"I have been doing art since I could walk, essentially," Linkhorn said. "My grandfather worked for GE but he did cartoons on the side, and he taught me how to draw at a very young age. I've just been doing it ever since."
Linkhorn planned to study engineering and physics, but quickly declared a studio art major and digital arts minor her sophomore year.
"[It] was a huge mistake because I don't like math," Linkhorn joked of her original plans. "I was trying to look for something creative and denied the whole art thing for a while. College was really a wake-up call because I didn't realize until I was here that there were career paths for art."
Linkhorn concentrates on drawing and animation specifically.

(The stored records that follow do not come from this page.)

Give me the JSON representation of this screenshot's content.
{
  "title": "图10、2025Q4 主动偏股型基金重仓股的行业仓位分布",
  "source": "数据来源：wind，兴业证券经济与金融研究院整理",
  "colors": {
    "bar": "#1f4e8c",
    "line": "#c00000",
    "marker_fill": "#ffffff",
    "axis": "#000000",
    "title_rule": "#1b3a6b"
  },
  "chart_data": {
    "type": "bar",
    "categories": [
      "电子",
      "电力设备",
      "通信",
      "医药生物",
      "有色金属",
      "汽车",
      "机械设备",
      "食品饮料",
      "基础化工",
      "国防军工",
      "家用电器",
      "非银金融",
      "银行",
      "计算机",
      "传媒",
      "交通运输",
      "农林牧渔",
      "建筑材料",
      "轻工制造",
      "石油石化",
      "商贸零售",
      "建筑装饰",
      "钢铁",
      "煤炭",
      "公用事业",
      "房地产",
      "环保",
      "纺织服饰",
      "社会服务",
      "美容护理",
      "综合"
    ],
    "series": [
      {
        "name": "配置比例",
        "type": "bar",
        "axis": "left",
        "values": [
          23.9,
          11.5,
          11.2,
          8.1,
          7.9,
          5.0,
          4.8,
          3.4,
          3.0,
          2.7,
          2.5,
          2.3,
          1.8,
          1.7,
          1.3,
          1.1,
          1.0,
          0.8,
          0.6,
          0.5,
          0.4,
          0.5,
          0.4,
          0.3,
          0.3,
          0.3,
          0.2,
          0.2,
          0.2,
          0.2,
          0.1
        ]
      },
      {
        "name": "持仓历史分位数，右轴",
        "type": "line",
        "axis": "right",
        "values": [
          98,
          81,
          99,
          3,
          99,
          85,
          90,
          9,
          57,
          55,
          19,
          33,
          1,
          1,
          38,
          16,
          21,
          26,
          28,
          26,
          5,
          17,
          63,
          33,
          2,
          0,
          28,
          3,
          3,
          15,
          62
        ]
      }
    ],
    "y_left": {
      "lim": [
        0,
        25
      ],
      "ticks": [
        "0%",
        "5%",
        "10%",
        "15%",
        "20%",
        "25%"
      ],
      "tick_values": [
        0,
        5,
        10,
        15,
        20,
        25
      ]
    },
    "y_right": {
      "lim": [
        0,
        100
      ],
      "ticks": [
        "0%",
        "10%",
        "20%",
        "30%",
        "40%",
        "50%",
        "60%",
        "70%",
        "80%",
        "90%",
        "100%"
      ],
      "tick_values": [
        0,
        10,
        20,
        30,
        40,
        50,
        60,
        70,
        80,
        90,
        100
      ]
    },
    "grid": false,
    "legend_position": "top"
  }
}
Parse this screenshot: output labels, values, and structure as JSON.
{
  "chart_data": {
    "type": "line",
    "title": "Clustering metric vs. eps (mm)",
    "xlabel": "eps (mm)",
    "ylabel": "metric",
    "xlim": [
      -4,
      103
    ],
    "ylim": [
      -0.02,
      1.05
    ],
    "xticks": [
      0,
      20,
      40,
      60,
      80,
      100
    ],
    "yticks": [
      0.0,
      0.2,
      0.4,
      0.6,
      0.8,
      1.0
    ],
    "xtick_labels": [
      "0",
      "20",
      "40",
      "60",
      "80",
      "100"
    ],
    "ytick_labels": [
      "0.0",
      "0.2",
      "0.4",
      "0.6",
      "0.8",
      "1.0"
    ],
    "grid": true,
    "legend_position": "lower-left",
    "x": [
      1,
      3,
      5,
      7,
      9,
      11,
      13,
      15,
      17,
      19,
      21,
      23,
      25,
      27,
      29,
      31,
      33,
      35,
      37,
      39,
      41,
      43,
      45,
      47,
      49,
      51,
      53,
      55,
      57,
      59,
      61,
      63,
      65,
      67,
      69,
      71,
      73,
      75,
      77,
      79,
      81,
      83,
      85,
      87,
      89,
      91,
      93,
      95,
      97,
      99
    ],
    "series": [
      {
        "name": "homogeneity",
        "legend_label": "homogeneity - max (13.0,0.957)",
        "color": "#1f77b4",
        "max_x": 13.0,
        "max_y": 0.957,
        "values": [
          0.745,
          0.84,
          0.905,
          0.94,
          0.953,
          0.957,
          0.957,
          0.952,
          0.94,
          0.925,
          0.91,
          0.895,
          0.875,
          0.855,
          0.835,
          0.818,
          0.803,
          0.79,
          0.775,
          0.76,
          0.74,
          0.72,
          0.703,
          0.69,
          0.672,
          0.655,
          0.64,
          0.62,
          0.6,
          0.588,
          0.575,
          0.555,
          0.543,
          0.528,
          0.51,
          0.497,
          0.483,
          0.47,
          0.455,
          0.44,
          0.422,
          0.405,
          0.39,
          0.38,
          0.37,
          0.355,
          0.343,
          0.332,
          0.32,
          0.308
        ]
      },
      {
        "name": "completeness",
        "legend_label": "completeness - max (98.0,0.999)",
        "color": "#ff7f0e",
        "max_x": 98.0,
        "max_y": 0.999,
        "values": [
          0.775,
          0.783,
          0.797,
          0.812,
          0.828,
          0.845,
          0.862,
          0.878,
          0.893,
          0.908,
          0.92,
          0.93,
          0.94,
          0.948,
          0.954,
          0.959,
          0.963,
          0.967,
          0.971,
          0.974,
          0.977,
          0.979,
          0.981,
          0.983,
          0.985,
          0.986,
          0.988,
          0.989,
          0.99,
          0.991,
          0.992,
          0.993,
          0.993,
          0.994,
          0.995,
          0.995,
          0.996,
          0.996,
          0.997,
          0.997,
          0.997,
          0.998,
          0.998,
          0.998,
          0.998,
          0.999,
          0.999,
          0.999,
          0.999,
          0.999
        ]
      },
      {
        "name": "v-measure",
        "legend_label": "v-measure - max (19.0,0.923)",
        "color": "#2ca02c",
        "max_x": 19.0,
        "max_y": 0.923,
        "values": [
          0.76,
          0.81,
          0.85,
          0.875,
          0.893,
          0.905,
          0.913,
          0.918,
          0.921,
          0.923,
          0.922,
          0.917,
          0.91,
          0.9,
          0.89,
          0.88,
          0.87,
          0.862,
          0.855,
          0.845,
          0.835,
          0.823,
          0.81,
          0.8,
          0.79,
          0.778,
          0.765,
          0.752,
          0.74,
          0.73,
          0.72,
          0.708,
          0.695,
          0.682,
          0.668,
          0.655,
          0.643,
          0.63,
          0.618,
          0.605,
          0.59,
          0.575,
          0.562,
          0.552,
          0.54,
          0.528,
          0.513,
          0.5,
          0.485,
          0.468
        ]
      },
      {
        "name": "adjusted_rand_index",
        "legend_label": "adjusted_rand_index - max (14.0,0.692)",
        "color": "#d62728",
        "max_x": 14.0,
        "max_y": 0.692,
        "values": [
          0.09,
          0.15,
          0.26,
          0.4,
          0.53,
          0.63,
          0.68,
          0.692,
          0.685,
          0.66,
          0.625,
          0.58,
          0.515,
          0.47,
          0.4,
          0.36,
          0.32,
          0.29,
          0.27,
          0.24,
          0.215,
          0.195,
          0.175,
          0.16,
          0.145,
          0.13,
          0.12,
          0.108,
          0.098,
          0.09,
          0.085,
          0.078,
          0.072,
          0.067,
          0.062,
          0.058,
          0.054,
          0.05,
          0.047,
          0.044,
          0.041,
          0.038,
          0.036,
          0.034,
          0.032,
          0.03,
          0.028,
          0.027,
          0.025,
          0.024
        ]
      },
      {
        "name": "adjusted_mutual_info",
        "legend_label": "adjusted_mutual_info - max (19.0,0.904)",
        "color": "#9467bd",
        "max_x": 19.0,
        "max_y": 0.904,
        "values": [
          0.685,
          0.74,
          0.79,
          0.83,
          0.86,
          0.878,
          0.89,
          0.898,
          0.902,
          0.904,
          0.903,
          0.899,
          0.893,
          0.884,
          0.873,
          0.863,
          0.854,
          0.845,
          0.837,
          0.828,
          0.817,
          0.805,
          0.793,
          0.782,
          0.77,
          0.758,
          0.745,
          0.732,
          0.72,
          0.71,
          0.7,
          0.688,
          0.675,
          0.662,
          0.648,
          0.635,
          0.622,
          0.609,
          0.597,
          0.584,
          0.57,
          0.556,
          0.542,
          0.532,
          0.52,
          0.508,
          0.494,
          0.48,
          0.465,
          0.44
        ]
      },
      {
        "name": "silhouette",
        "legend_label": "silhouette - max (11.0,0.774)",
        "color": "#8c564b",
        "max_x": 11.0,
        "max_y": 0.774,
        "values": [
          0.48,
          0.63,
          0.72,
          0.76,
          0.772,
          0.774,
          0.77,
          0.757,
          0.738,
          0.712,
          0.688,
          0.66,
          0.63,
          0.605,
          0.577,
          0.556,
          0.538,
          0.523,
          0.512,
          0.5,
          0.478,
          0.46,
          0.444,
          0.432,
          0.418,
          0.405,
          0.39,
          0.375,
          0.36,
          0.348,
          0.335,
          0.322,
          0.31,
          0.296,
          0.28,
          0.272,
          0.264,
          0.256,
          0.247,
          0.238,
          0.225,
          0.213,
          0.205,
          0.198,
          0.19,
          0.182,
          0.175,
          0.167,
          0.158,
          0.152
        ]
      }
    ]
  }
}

"I do a lot of pen and ink work that is very illustrative," she said, citing comics-style drawings as one of her focuses.
Outside her coursework, Linkhorn remains committed to infusing the arts to her extracurricular life.
She works at TiltFactor Laboratory, an interdisciplinary innovation studio that designs and studies games for social impact and is led by digital humanities professor Mary Flanagan.
After Dartmouth, Linkhorn said she hopes to continue working on graphics, art and animation for the game and film industries.
This spring, Linkhorn is busy preparing for exhibitions in both the studio art and digital arts departments. The studio arts senior majors show will open on May 14.